High-fat diet during pregnancy contributes to offspring's increased weight

SAN FRANCISCO-- Exposure to a high-fat diet in the womb and after birth can permanently change the cells in the brain that control food intake, predisposing monkeys to overeating and an increased preference for fatty and sugary foods, a new study finds. The results were presented Monday at The Endocrine Society's 95th Annual Meeting in San Francisco.
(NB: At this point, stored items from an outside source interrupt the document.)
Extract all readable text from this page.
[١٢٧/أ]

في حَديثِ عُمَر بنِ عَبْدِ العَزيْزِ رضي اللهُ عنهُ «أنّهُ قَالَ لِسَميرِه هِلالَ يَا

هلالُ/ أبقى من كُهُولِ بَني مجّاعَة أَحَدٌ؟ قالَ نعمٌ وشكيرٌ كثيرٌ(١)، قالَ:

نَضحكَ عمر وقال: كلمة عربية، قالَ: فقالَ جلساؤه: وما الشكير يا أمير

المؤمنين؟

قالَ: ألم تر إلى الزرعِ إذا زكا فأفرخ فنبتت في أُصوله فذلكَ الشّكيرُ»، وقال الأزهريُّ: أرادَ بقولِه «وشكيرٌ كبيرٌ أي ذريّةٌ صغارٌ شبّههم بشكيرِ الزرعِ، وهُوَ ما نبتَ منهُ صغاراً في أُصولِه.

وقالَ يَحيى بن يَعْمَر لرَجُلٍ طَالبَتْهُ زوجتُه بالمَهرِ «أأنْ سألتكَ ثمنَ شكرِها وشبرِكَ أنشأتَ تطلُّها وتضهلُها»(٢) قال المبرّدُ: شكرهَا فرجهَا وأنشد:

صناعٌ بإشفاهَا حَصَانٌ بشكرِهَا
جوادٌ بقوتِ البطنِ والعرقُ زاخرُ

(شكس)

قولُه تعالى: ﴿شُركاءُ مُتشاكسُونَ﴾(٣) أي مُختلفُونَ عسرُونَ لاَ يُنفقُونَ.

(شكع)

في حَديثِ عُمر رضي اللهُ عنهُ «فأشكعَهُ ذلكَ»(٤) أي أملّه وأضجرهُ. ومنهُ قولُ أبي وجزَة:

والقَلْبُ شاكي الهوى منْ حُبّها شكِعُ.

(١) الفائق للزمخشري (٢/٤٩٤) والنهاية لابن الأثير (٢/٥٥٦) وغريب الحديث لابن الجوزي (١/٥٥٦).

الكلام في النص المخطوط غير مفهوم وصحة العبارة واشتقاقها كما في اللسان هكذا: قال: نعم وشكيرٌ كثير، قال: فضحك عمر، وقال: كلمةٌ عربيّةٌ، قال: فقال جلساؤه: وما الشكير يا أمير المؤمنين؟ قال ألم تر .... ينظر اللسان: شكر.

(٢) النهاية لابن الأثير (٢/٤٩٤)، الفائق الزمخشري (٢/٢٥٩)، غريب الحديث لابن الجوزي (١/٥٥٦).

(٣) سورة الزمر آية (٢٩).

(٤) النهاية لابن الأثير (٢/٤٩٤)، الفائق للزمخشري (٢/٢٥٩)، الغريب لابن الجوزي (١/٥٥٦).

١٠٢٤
The study, funded by the National Institutes of Health's National Institute of Diabetes and Digestive and Kidney Diseases, also found that male offspring of maternal monkeys that ate a high-fat diet had increased body weight, compared with the offspring of mothers that ate a low-fat diet.

"Studies in humans have demonstrated that maternal obesity during pregnancy is a strong determinant of offspring body mass index, or BMI," said the study's lead author, Juliana Gastao Franco, PhD, a postdoctoral fellow at Oregon Health and Science University.

"Our group demonstrated that consumption of a high-fat diet during gestation alters fetal development of neurons that control food intake, ultimately leading to an increased preference for high-calorie food and to increased body fat in the offspring."

Franco and her co-investigators studied monkeys born to females that consumed either a low-fat (control) diet, consisting of 14 percent of calories from fat, or a high-fat diet in which 36 percent of calories came from fat. After weaning, 20 offspring of female monkeys on the high-fat diet either received the same high-fat diet (8 monkeys) or were switched to the control diet (12 monkeys). Seven offspring of the control monkeys continued to receive the control diet.

When the monkeys were 6 to 11 months of age (equivalent to toddlers in humans), the researchers measured their total food intake, dietary preferences, body composition, physical activity and metabolic rate, which is the rate at which the body burns calories. Using molecular and cell biology techniques, the investigators examined neurotransmitter systems in the monkeys' hypothalamus, the region of the brain that regulates food intake.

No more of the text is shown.